The below email is sent to firstname.lastname@example.org. She is the writer for the article "A fiery NMP gets her baptism of fire" featuring Dr Thio Li-ann.
This email is in response to the article "A fiery NMP gets her baptism of fire" published last Friday 2 November 2007 in Straits Times.
I read with great concern regarding Dr Thio Li-ann's worldview on how her take on morality issues is decidedly and openly christian based - and the fact that she is using them as basis for an argument as an NMP to push for a law in our very own country. I would like Dr Thio to kindly leave her religion at the doorsteps of the parliament in future before stepping in. Whatever her stand may be for the S377A issue, please let it be one preached not on the basis of her own religion. While I respect her dramatic telling of how she converted to a Christian from a staunch non-believer, I think it only lends credence as a story to convert other non-believers to her faith, and adds nothing to the strength of her argument or moral standing on the issue of S377A.

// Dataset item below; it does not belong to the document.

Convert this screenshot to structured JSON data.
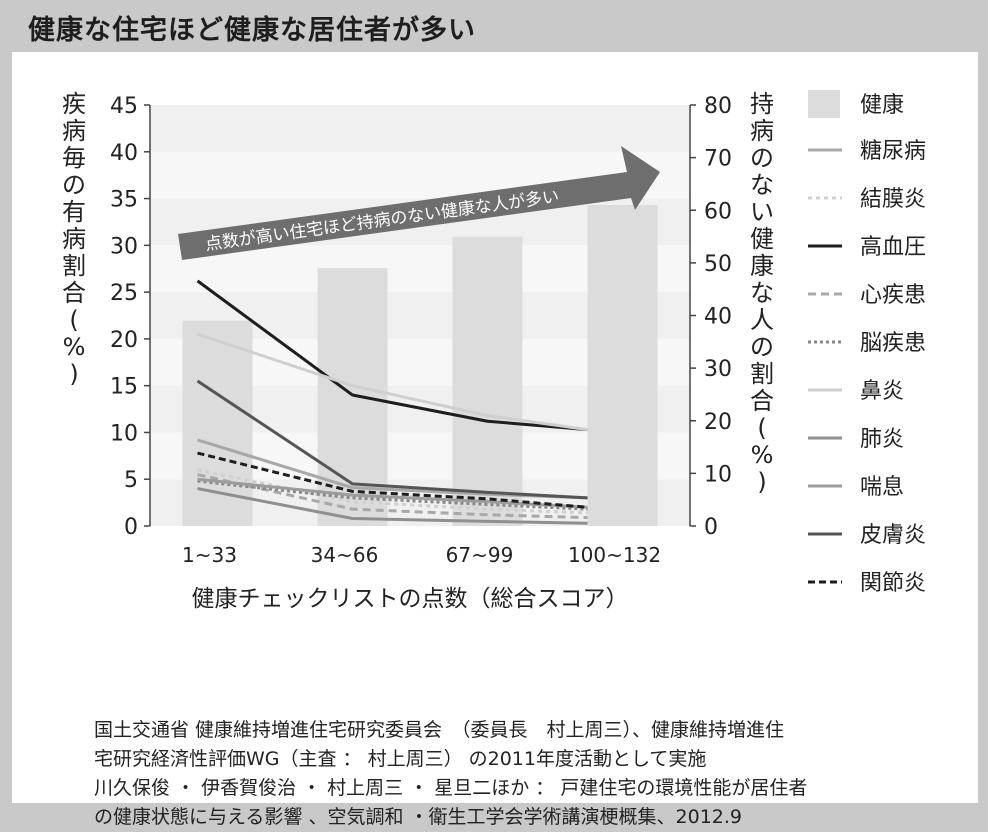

Dr Thio believes that religion should have a part to play in public policymaking, and I shudder to know how many in our government share this view. This is because I do not wish my country's policy's to be swayed towards a certain religion or be determined based on a certain religion's view of what's moralistic or not. There should be a separation between religion and state politics. And if she thinks it is inevitable, then she should consider changing her job from a politician to that of a preacher. A fair politician should realise that in order to keep it fair amongst people of different race and religion, he/she has to be objective about how he/she tackles policymaking for all without discrimination and not tainted by his/her evangelical movement to save people their way. I do not want a day to come where we are arguing in parliament about what is allowable by the standards of Buddha versus that of Jesus Christ. Please keep your Gods at your own churches and temples and let your conscience, objectivity and common sense be your guide.
As she proudly wears her own religious beliefs as a badge to champion a moralistic view in parliament, has she given a thought to how people of other race/religion will swallow it? Her using of evangelical christianity as a basis for public policymaking could evoke discord amongst people of different races and religion within the country, and wouldn't that be considered an act of sedition?